What do his opponents say?

Mr Macri's decision to ask the IMF for help in May was criticised by many within his country.

The IMF is widely loathed in Argentina and blamed for the country's 2001 economic collapse after it pulled the plug and denied financial support.

The country's opposition blames Mr Macri's centre-right policies, including the end of capital controls and cuts to social programmes, for the economic crisis.

Demonstrators hold a banner that reads "IMF (International Monetary Fund), never again" during a protest against the G20 Meeting of Finance Ministers in Buenos Aires, Argentina, July 21, 2018.

"IMF, never again," reads a banner held by protesters in Buenos Aires last month

What is the IMF's view?

Argentina, which has been plagued by economic problems for years, asked for assistance from the IMF in May after its currency hit an all-time low.

The country committed to tackle its double-digit inflation and cut public spending as part of the deal.

IMF managing director Christine Lagarde said at the time that the plan had been designed by the Argentine government and was "aimed at strengthening the economy for the benefit of all Argentines".

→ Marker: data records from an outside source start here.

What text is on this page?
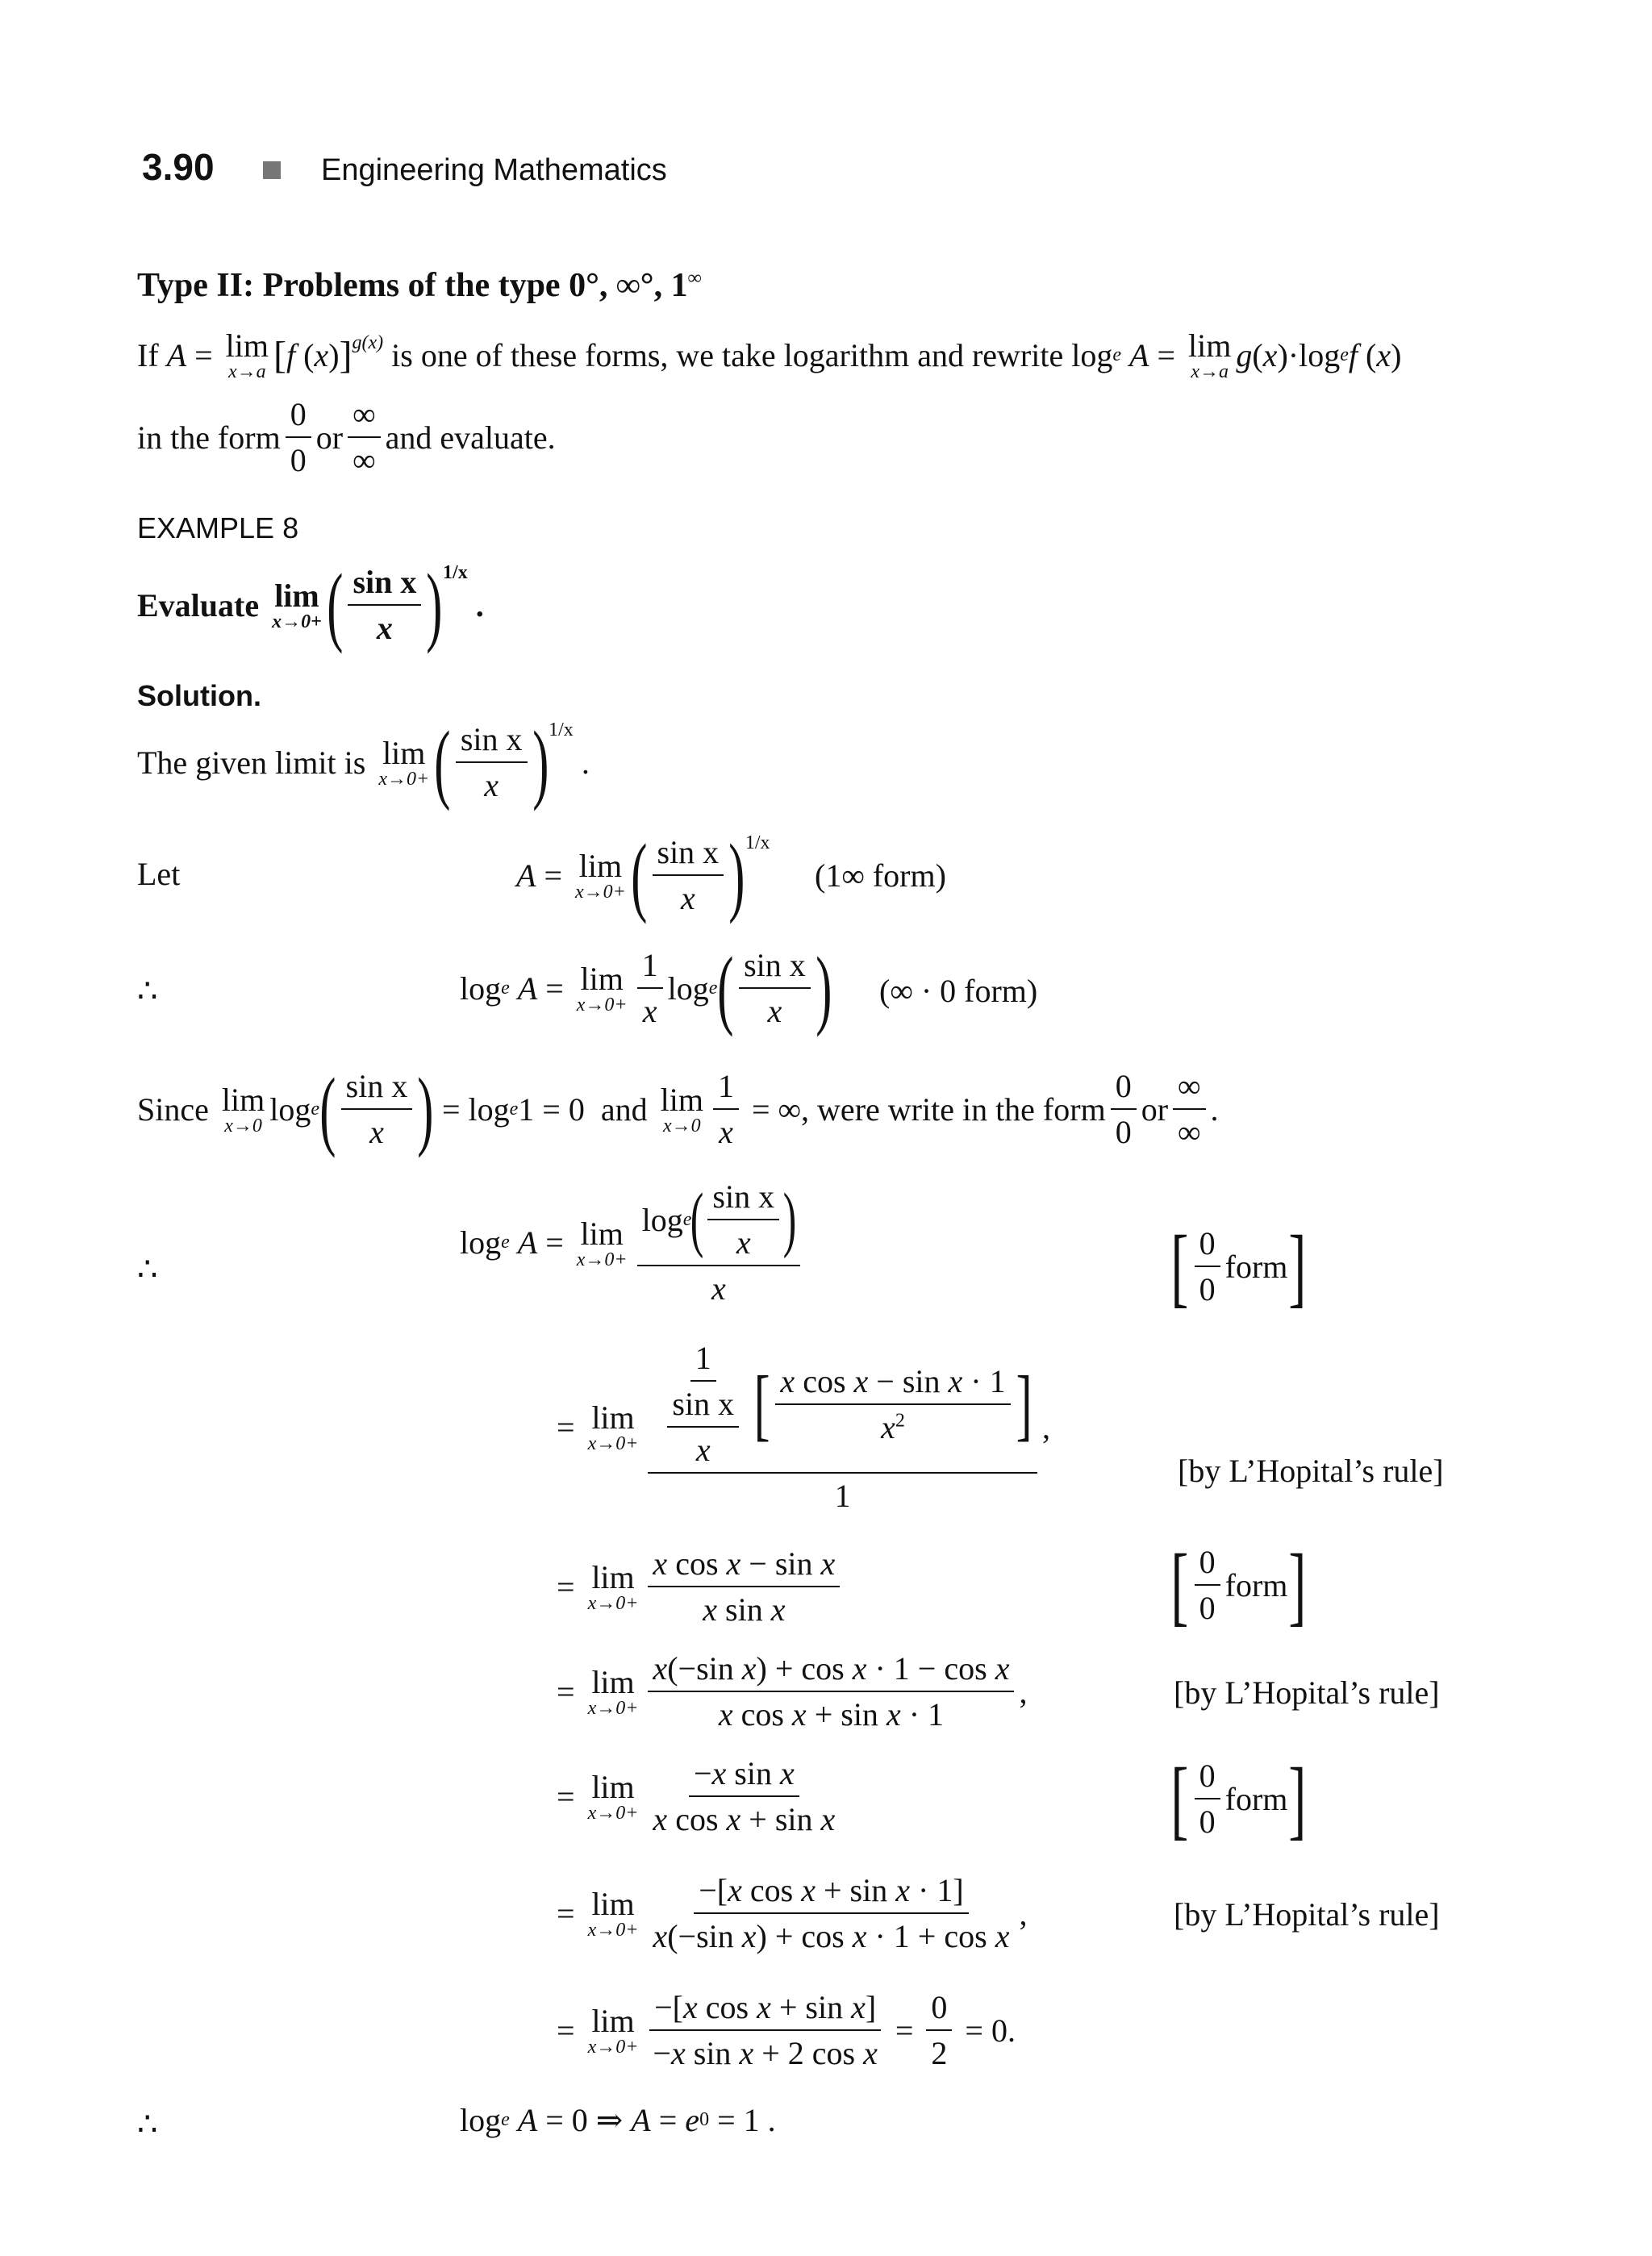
3.90	Engineering Mathematics
Type II: Problems of the type 0°, ∞°, 1∞
If
A = lim
x→a [ f ( x ) ] g(x)
is one of these forms, we take logarithm and rewrite log e
A = lim
x→a g ( x )·log e f ( x )
in the form $\frac{0}{0}$ or $\frac{\infty}{\infty}$ and evaluate.
EXAMPLE 8
Evaluate
lim
x→0+ ( $\frac{\text{sin x}}{x}$ ) 1/x
.
Solution.
The given limit is
lim
x→0+ ( $\frac{\text{sin x}}{x}$ ) 1/x
.
Let	A = lim
x→0+ ( $\frac{\text{sin x}}{x}$ ) 1/x
(1∞ form)
∴	log e
A = lim
$x\to 0+ \frac{1}{x}$ log e ( $\frac{\text{sin x}}{x}$ ) (∞ · 0 form)
Since
lim
x→0 log e ( $\frac{\text{sin x}}{x}$ ) = log e 1 = 0 and
lim
$x\to 0 \frac{1}{x}$ = ∞, were write in the form $\frac{0}{0}$ or $\frac{\infty}{\infty}$ .
∴
log e
A = lim
x→0+ log e
( $\frac{\text{sin x}}{x}$ )
x	[ $\frac{0}{0}$ form ]
= lim
$x\to 0+ \frac{\frac{1}{\frac{\text{sin x}}{x}} [ \frac{\text{x cos x − sin x · 1}}{x^2} ]}{1}$ ,
[by L’Hopital’s rule]
= lim
$x\to 0+ \frac{\text{x cos x − sin x}}{\text{x sin x}}$	[ $\frac{0}{0}$ form ]
= lim
$x\to 0+ \frac{\text{x(−sin x) + cos x · 1 − cos x}}{\text{x cos x + sin x · 1}}$ ,	[by L’Hopital’s rule]
= lim
$x\to 0+ \frac{\text{−x sin x}}{\text{x cos x + sin x}}$	[ $\frac{0}{0}$ form ]
= lim
$x\to 0+ \frac{\text{−[x cos x + sin x · 1]}}{\text{x(−sin x) + cos x · 1 + cos x}}$ ,	[by L’Hopital’s rule]
= lim
$x\to 0+ \frac{\text{−[x cos x + sin x]}}{\text{−x sin x + 2 cos x}} = \frac{0}{2} = 0$.
∴	log e
A = 0 ⇒ A = e 0 = 1 .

People walk past an electronic board showing currency exchange rates in Buenos Aires" financial district, Argentina August 29, 2018

At the beginning of the year, a dollar bought 20 pesos - now it buys more than 30

After speaking to President Macri on Wednesday evening, she said that she had instructed her staff to work with the Argentine authorities to strengthen the agreed arrangement and re-examine the planned phasing.

She also said she was confident the "strong commitment and determination" of the authorities would be instrumental on steering the country through the difficult financial climate.

Have we been here before?

In 2001, Argentina's government defaulted on its debt and left the banking system largely paralysed.

The effect on Argentines was devastating, with many seeing their prosperity quickly disappear.

Those who experienced it fear a return of government restrictions imposed back then to prevent a run on the banks.

Under the constraints, which lasted for a year, people could not freely withdraw money from their accounts, making life very difficult for ordinary Argentines.